Test-automation strategies too often are based solely on the automation of regression tests, putting all of the eggs in that basket alone. This is analogous to buying insurance to protect against failures that are due to regression: It is expensive, and it mitigates failures in the areas that the insurance (automation) covers, but it does not reduce or prevent the problem in uninsured (unautomated) portions of the application. Wise insurance-purchasing strategies usually are based on the selection of the optimum amount, and not on the spending of all available resources on a gold-plated, zero-deductible insurance policy. In testing terms, some teams spend too much time on automation—at the expense of lost mindshare that could be dedicated to other types of testing, and putting their projects at increased risk of detecting only a small portion of the real problems.
The cost/benefit ratio of test automation can be tilted in a positive direction by concentrating on adding stability to development processes, identifying sources of regression failures, and fixing them systematically. When pursued with vigor, it soon becomes inappropriate to over-invest in a regression test-automation strategy, and much more important to invest in other more leveraged forms of test automation. Otherwise, the dominant problem changes quickly from creating tests to find bugs to trying to manage and maintain myriad redundant, overlapping, obsolete, or incorrect regression test cases.
A regression-focused approach can result in automated tests that are too static. The cost/benefit ratio is marginal for these tests, when all of the maintenance and management costs are taken into account; they do not find many bugs. If test systems are designed to challenge dynamically the full range of data-dependent failures, alternate invocation modes, and number iterations, they can accomplish much more than regression testing.

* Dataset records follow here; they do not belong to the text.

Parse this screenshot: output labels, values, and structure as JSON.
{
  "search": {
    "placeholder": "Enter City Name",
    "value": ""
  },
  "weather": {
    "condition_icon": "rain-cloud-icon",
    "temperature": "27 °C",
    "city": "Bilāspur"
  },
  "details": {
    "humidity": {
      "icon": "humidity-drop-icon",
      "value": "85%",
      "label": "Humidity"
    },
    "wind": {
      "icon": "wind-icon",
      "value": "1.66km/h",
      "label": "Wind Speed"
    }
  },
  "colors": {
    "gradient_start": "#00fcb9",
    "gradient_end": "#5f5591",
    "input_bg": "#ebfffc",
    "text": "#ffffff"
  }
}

By increasing the abstraction of test automation to "find all strings on the form and test them with all generic tests (apply random data variations until an error occurs or 100,000 conditions are tried)" and running the tests continually, testing is elevated from a marginally valuable static regression suite to a generic tool that has a much higher probability of adding value to the project. (This has the added benefit of providing technical opportunities for extending Software Test Engineers, instead of just chaining them to a desk to maintain legacy automation.)
The other benefit of higher-level abstraction and making tests more generic is efficiency; adding test cases should be simple and quick, and not require hours of custom test-case coding of minutiae. Having test automation designed at the level of "test this control()"—instead of 50 lines of "click here, type this, wait for this window"—empowers a broad range of testers to automate tests and focus efforts on planning meaningful tests, instead of having to slog through the implementation details of simplistic scenarios that are coded against poorly abstracted test frameworks.